We know that this has been a challenging two weeks. Our entire college community has been impacted in some way by COVID-19. I want to reassure you that our faculty and staff have been working hard behind the scenes to support you in your academic successes even as we transition to remote delivery of most courses and services.

Preparing for Remote Delivery
Most of your course work will continue remotely for the remainder of the term.

Even though most classes don’t resume until March 30, please check your course D2L sites or your email now. I know many professors are reaching out to help you transition and to answer questions. If you haven’t heard from your professor, please contact them.
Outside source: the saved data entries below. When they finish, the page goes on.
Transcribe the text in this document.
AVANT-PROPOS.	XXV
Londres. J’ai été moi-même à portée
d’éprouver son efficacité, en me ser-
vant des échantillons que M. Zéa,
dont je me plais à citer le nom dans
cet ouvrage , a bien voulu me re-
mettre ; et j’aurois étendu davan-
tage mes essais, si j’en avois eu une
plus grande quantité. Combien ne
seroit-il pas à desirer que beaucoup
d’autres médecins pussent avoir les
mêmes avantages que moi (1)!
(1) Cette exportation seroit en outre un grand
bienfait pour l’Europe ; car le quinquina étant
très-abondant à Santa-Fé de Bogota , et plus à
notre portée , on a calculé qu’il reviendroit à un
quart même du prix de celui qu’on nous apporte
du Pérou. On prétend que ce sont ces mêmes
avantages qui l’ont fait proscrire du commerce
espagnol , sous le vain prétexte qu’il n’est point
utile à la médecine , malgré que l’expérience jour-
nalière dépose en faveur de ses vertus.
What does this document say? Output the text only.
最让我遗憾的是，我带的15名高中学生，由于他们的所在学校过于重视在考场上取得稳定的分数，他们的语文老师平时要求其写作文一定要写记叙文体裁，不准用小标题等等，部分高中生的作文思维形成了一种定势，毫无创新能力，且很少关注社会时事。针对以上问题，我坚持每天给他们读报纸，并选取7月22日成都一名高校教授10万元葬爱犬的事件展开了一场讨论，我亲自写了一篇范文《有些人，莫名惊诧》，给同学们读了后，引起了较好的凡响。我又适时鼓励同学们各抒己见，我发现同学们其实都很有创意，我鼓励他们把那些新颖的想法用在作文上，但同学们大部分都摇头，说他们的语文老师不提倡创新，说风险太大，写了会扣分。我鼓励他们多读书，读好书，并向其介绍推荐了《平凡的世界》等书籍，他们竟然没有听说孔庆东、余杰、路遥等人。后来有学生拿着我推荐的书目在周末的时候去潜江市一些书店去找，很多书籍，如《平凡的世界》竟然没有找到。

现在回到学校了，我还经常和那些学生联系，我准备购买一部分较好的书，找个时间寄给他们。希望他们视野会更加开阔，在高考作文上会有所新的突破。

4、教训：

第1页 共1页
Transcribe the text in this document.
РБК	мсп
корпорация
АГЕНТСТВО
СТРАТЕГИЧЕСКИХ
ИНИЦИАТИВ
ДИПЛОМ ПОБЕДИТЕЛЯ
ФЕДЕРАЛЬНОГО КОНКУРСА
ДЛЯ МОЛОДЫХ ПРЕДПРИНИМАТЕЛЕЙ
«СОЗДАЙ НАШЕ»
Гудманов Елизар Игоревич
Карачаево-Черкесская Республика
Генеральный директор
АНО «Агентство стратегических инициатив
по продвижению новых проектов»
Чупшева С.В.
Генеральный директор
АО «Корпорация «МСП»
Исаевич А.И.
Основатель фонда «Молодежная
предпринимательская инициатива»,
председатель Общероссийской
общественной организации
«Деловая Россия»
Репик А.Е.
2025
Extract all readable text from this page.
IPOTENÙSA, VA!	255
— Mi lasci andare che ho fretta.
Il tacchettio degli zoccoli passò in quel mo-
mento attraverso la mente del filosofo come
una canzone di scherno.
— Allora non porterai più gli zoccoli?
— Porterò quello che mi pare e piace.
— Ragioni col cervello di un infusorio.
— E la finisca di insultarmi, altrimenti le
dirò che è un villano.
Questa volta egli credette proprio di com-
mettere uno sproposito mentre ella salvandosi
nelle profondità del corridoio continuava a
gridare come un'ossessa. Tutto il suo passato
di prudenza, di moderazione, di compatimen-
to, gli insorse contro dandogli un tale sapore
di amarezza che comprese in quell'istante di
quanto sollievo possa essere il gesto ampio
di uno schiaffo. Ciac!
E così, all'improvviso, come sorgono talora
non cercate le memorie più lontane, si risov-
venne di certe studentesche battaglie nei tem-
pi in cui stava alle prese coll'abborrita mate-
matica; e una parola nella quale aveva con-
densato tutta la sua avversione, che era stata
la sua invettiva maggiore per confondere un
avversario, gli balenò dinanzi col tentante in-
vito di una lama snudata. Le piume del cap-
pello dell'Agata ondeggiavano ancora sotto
We recognize that you may be worried about completion and we are working hard to explore all options and will have information and resources for you soon.

Emergency Assistance for Students (including for laptops)
The FRCC Emergency Student Success Grant Program is available to all current FRCC students. The grant is a one-time assistance during a student's academic pursuits at FRCC. The grant can be applied to laptops (up to $700), vehicle repairs, prescriptions, gas, and other emergency needs. Tuition, fees and books are not covered by the grant. You can apply here today.

Low Cost Internet Access
Comcast is making changes to their Internet Essentials program to support low income students through the coronavirus pandemic. Please see their website for more information.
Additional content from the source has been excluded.